The drilling and processing of hydrocarbons, particularly crude oil, is crucial to the maintenance of modern day society. A great deal of oil that is drilled and collected for refining is obtained from the earth beneath oceans and other large bodies of water. However, one of the most troublesome and difficult problems that are encountered in offshore drilling and production is the ever-looming possibility of an oil spill. Whenever this occurs, either through a blow-out or a rupture in an oil transport line, an explosion on an oil rig, or a catastrophe encountered by an oil tanker at sea, the crude oil spills out onto the surface of the water, where currents may carry the oil for thousands of miles and eventually the oil may be washed up upon a beach or other shore line by wave action.

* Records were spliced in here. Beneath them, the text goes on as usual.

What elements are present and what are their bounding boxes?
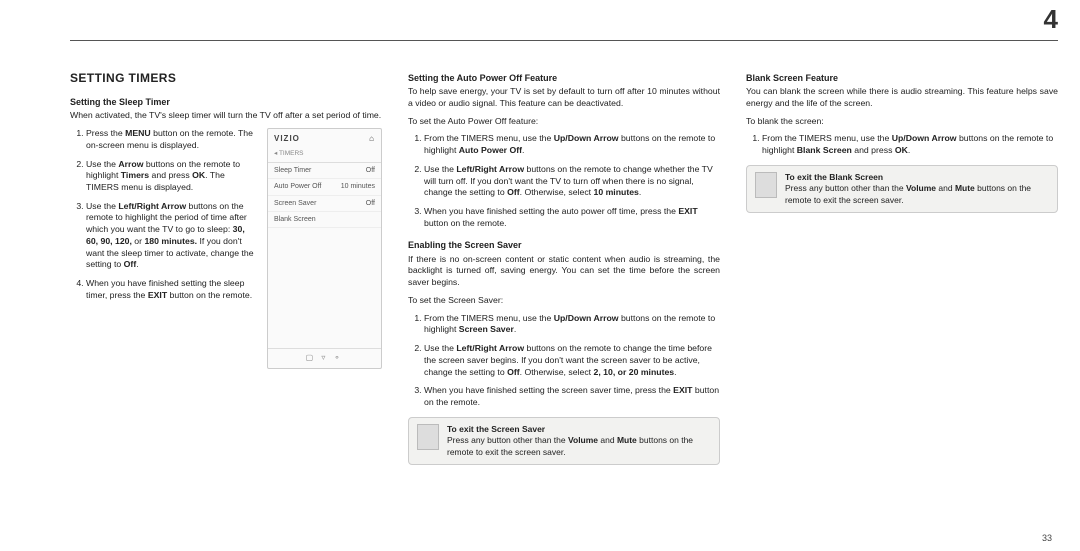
step: Press the MENU button on the remote. The…	[86, 128, 257, 151]
blank-screen-intro: You can blank the screen while there is …	[746, 86, 1058, 109]
osd-brand: VIZIO	[274, 134, 300, 145]
screen-saver-intro: If there is no on-screen content or stat…	[408, 254, 720, 289]
step: From the TIMERS menu, use the Up/Down Ar…	[762, 133, 1058, 156]
header-rule	[70, 40, 1058, 41]
page-body: SETTING TIMERS Setting the Sleep Timer W…	[70, 70, 1058, 531]
osd-row: Screen SaverOff	[268, 196, 381, 212]
sleep-timer-intro: When activated, the TV's sleep timer wil…	[70, 110, 382, 122]
note-thumbnail	[755, 172, 777, 198]
step: Use the Left/Right Arrow buttons on the …	[424, 343, 720, 378]
step: When you have finished setting the sleep…	[86, 278, 257, 301]
note-thumbnail	[417, 424, 439, 450]
screen-saver-lead: To set the Screen Saver:	[408, 295, 720, 307]
auto-power-off-lead: To set the Auto Power Off feature:	[408, 116, 720, 128]
step: When you have finished setting the scree…	[424, 385, 720, 408]
column-2: Setting the Auto Power Off Feature To he…	[408, 70, 720, 531]
osd-breadcrumb: ◂ TIMERS	[268, 148, 381, 163]
exit-blank-screen-note: To exit the Blank Screen Press any butto…	[746, 165, 1058, 213]
page-number: 33	[1042, 533, 1052, 543]
column-1: SETTING TIMERS Setting the Sleep Timer W…	[70, 70, 382, 531]
osd-menu: VIZIO ⌂ ◂ TIMERS Sleep TimerOff Auto Pow…	[267, 128, 382, 369]
step: From the TIMERS menu, use the Up/Down Ar…	[424, 133, 720, 156]
home-icon: ⌂	[369, 134, 375, 145]
note-heading: To exit the Screen Saver	[447, 424, 711, 435]
sleep-timer-heading: Setting the Sleep Timer	[70, 96, 382, 108]
auto-power-off-intro: To help save energy, your TV is set by d…	[408, 86, 720, 109]
section-title: SETTING TIMERS	[70, 70, 382, 86]
step: When you have finished setting the auto …	[424, 206, 720, 229]
screen-saver-steps: From the TIMERS menu, use the Up/Down Ar…	[408, 313, 720, 409]
blank-screen-heading: Blank Screen Feature	[746, 72, 1058, 84]
osd-footer-icons: ▢ ▿ ⚬	[268, 348, 381, 368]
blank-screen-lead: To blank the screen:	[746, 116, 1058, 128]
osd-row: Auto Power Off10 minutes	[268, 179, 381, 195]
exit-screen-saver-note: To exit the Screen Saver Press any butto…	[408, 417, 720, 465]
note-heading: To exit the Blank Screen	[785, 172, 1049, 183]
step: From the TIMERS menu, use the Up/Down Ar…	[424, 313, 720, 336]
blank-screen-steps: From the TIMERS menu, use the Up/Down Ar…	[746, 133, 1058, 156]
screen-saver-heading: Enabling the Screen Saver	[408, 239, 720, 251]
auto-power-off-heading: Setting the Auto Power Off Feature	[408, 72, 720, 84]
chapter-number: 4	[1044, 4, 1058, 35]
osd-row: Blank Screen	[268, 212, 381, 228]
column-3: Blank Screen Feature You can blank the s…	[746, 70, 1058, 531]
step: Use the Left/Right Arrow buttons on the …	[424, 164, 720, 199]
step: Use the Arrow buttons on the remote to h…	[86, 159, 257, 194]
sleep-timer-steps: Press the MENU button on the remote. The…	[70, 128, 257, 302]
osd-header: VIZIO ⌂	[268, 129, 381, 148]
auto-power-off-steps: From the TIMERS menu, use the Up/Down Ar…	[408, 133, 720, 229]
osd-row: Sleep TimerOff	[268, 163, 381, 179]
step: Use the Left/Right Arrow buttons on the …	[86, 201, 257, 271]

Initially, the spilled oil will float on the surface of the water and may be confined to a relatively small area. However, as time progresses, currents will disperse the oil over a progressively larger area and wave action will intersperse the oil with the water, making clean-up operations even more difficult. Furthermore, when the oil is washed up on a beach or shore, recreational use of the beach may be ruined for a considerable period of time and many species of wildlife may be severely damaged.
Numerous efforts by mankind to devise methods and systems for either preventing or containing oil spills have met with limited success. The quicker the clean-up operation begins, the more effective it will be. It is therefore necessary that oil recovery equipment be transported to the site of the spill and quickly deployed in order to expedite the clean-up operation and minimize the resulting damage.